Who's buying, who's selling in the world of high-end real estate:

Oprah Outmaneuvers

Nothing succeeds like excess.
Oprah Winfrey, the 49-year-old talk-show host and media mogul, had tongues wagging when she bought a Santa Barbara estate for a jaw-dropping $50 million a couple years ago. (Tongues were wagging especially hard since, according to locals, the house wasn't even for sale at the time.) These days, she's taking a more subtle approach. After she bought the 40-acre property in Montecito, an exclusive area near Santa Barbara, Calif., she immediately started in on renovations. Despite the fact that her construction plans exceeded 20,000 square feet (which would require before-construction approval from zoning officials), Oprah got individual permits for all of the projects, thus avoiding excessive scrutiny of her grand plan--or publicity, for that matter--and also depriving officials of the chance to say "no" to Oprah.

Local officials were befuddled and seemingly disappointed that they couldn't quite object to her plans. In an Associated Press report, one zoning administrator said of Oprah's stealthy strategy: "We find ourselves in a very complicated situation.... There is nothing that occurred on that property that wouldn't have been approved incrementally."

This year, Winfrey became the first African-American woman to join Forbes' list of the World's Richest People with a net worth of $1 billion.

Another Winner For Pete Sampras

Game, set, move.
It was little more than a year ago when one of the world's top tennis players, Pete Sampras, bought his new home in Beverly Hills for a reported $8.5 million. In what may have been a premature case of spring-cleaning gone wild, Sampras and wife Bridgette Wilson-Sampras are picking up and moving out. The couple recently listed their house for $8.9 million, according to the Los Angeles Times. The home was built in 1933 and is designed to look like an old English country house, with seven bedrooms, 8,200 square feet, city views and, naturally, a tennis court.

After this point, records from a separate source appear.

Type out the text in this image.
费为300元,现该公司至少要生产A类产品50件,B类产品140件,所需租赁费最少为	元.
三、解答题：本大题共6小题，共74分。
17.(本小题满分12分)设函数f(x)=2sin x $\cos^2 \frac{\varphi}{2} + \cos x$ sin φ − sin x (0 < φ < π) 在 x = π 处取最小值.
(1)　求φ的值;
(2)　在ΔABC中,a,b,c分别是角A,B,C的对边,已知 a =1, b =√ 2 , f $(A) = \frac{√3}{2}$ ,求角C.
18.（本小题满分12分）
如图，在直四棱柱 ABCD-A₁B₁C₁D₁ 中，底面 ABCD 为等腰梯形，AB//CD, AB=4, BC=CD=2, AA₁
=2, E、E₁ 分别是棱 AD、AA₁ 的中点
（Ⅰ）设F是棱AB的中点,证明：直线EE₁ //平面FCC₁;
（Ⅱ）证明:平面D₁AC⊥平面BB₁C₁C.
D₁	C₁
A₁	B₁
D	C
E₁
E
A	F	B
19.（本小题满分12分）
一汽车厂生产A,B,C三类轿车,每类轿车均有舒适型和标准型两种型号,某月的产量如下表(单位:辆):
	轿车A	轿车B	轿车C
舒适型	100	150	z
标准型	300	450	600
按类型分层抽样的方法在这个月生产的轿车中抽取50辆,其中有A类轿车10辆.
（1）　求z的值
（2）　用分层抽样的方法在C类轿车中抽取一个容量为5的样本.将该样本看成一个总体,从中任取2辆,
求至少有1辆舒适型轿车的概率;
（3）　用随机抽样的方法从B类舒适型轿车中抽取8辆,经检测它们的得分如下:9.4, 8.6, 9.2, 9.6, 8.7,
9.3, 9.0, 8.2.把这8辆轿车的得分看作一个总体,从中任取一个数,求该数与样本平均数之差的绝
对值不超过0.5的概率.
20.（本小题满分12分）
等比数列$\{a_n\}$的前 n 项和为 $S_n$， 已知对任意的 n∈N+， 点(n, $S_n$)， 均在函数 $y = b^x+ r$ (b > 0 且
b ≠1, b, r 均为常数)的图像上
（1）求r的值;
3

In 1999, Sampras ranked 42nd on our Celebrity 100 list when he earned $12 million. (His shoe and racket endorsement deals alone brought in $6 million.) He hasn't made our list since. The 31-year-old seems to be taking it easy these days. Although Sampras threatened to quit before his wife gave birth last year, he seems to have had a change of heart. After reconsideration, he said that he'd like to play again.

An Old Mansion For A Young Millionaire

Ewing hangs his (red) hat.
Marc Ewing, the onetime paper billionaire and Red Hat (nasdaq: RHAT - news - people ) co-founder, may be known as an outdoorsman, but he sure is spending a lot of money on his life indoors, too. The youthful 33-year-old tech geek/rock climber is buying a limestone Upper East Side mansion for $11.25 million, according to the New York Observer. The price per square foot, according to the report, is a neighborhood record-setting $1,480 (one-upping the $1,200-per-square-foot price Woody Allen paid for his townhouse). Undoubtedly, Ewing can add it to his collection of homes, which also reportedly includes a $6.95 million Chicago mansion that he bought in 2000.

In 1994, Ewing and partner Bob Young co-founded Red Hat, a Linux company that was named after Ewing's grandfather's lacrosse hat and originally based out of a spare bedroom. In 1999, he made our list of the 400 Richest Americans, with an estimated net worth of $670 million. He promptly skipped out of the tech industry (a whole lot richer) and recently started his own rock-climbing magazine, The Alpinist.